The first time I got a flash of it was when he mentioned Don Dawson. Listening back to the tape, I could hear how his voice hardened, even though he’d kept the smile on his face.

We were still
on the starters, general pleasantries having extended through the bread rolls. I’d asked him about the first time he ever saw Blood Truth, and why it was he wanted to sign them. Stevens was a natural raconteur; he enjoyed looking back on the whole story and bringing it back to life, and he’d leaned over to fill our glasses before settling comfortably into his tale.

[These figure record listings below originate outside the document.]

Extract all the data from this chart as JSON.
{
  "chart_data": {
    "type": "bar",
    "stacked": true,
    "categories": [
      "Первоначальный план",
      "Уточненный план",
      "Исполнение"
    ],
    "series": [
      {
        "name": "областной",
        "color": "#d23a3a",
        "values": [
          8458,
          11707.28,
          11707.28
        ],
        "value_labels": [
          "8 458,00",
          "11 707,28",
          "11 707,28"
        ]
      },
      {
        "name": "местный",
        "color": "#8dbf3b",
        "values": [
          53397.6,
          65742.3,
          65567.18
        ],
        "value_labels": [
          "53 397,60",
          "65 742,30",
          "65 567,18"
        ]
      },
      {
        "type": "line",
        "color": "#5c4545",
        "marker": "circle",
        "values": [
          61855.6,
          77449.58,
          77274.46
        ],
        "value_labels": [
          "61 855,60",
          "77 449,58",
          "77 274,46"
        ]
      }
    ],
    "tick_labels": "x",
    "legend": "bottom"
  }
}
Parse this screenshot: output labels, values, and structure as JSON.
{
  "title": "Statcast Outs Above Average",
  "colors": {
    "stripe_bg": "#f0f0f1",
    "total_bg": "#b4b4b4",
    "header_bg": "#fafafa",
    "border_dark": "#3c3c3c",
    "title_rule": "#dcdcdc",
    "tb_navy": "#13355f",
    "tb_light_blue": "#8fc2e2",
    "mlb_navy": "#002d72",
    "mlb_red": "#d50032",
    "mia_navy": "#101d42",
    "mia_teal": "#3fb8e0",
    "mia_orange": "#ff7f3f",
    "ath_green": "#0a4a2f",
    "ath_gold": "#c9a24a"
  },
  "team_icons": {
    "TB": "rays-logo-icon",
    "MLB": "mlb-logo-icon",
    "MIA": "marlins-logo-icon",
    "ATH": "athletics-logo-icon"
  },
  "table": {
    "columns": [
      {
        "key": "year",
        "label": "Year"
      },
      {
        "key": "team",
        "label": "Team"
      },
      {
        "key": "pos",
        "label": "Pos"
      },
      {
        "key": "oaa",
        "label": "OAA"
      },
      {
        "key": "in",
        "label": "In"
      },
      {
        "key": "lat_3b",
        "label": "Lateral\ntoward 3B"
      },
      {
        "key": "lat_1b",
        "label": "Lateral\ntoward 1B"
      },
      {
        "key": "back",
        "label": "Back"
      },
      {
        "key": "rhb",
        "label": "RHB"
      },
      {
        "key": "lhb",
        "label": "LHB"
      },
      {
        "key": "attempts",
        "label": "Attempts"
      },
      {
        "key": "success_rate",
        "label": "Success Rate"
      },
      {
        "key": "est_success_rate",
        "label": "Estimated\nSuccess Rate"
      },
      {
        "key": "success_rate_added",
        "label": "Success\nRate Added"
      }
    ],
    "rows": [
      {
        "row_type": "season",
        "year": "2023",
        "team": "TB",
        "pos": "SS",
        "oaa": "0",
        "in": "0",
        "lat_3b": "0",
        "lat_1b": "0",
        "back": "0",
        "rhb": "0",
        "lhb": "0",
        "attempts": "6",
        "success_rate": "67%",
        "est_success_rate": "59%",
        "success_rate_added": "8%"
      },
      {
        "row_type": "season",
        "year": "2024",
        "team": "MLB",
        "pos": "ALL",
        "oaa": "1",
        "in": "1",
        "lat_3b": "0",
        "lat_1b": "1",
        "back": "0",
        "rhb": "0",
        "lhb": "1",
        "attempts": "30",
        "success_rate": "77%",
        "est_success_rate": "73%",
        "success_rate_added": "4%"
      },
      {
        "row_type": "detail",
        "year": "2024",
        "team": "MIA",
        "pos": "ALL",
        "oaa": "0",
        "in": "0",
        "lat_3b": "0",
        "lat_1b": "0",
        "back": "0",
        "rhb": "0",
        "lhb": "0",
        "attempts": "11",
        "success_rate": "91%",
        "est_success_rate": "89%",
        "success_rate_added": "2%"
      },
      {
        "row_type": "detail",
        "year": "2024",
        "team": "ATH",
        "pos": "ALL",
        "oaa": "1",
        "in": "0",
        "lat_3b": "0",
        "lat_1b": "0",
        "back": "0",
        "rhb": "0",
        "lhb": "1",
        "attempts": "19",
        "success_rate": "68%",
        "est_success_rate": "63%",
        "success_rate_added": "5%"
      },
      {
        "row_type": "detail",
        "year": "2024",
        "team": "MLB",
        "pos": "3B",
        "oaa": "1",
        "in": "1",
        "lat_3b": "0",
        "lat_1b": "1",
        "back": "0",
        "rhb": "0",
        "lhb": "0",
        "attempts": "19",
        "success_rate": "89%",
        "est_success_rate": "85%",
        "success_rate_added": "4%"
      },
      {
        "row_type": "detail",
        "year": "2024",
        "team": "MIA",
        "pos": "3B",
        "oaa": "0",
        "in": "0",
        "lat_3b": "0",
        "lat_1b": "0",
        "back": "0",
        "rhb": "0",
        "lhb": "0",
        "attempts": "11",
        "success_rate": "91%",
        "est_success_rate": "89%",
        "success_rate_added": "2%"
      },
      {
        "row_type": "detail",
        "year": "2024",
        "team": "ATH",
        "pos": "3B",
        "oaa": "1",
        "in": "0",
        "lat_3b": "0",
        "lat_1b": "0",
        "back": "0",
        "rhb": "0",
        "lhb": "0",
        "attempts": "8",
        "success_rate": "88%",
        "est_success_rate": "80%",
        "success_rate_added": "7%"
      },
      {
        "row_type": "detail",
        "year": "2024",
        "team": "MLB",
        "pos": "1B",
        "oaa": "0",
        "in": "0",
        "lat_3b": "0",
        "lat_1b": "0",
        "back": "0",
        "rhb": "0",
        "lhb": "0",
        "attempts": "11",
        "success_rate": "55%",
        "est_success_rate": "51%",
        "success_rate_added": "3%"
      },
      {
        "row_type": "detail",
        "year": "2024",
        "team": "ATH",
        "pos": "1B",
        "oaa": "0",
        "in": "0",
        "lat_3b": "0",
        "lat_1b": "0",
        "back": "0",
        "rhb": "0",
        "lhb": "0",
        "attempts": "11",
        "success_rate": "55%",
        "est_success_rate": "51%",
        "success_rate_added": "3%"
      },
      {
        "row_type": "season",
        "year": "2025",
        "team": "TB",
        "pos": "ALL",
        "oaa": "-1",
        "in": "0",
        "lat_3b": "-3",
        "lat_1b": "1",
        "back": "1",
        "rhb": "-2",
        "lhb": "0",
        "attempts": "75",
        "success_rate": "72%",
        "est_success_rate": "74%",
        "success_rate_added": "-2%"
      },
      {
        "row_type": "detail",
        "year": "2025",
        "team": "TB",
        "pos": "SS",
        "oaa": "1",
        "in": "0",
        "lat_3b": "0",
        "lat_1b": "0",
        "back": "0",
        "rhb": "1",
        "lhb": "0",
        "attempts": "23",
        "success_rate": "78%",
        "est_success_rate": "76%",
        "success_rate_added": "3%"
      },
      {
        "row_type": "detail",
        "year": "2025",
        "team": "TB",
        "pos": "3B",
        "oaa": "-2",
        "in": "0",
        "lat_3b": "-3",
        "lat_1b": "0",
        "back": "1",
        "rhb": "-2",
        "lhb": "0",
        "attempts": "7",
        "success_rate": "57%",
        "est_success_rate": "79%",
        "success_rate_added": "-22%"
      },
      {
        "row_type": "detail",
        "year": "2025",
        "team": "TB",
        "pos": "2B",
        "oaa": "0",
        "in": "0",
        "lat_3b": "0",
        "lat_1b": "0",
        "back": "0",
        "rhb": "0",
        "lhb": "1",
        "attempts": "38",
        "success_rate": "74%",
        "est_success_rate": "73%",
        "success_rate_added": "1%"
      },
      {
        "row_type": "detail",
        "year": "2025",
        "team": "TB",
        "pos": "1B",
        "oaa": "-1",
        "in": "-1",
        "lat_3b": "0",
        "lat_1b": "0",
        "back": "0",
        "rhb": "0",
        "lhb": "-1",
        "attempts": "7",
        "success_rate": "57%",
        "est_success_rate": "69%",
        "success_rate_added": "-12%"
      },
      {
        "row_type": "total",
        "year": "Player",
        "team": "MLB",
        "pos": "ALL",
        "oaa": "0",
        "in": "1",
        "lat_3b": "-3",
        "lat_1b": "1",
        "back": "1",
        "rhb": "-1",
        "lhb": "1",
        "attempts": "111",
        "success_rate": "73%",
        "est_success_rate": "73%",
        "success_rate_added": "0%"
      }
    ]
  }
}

A friend of his, Paul King,
who now ran Exile’s publishing arm, Outlaw Songs, had tipped him off. King was working for Chiswick at the time, and Blood Truth had got the support slot on The Damned’s pre-Christmas tour. As soon as he saw them, King knew Stevens would want them, and sure enough he was so blown away by a twenty-minute set they played at the Electric Ballroom that he was backstage wanting to make an offer before
the band had even wiped the sweat off their brows.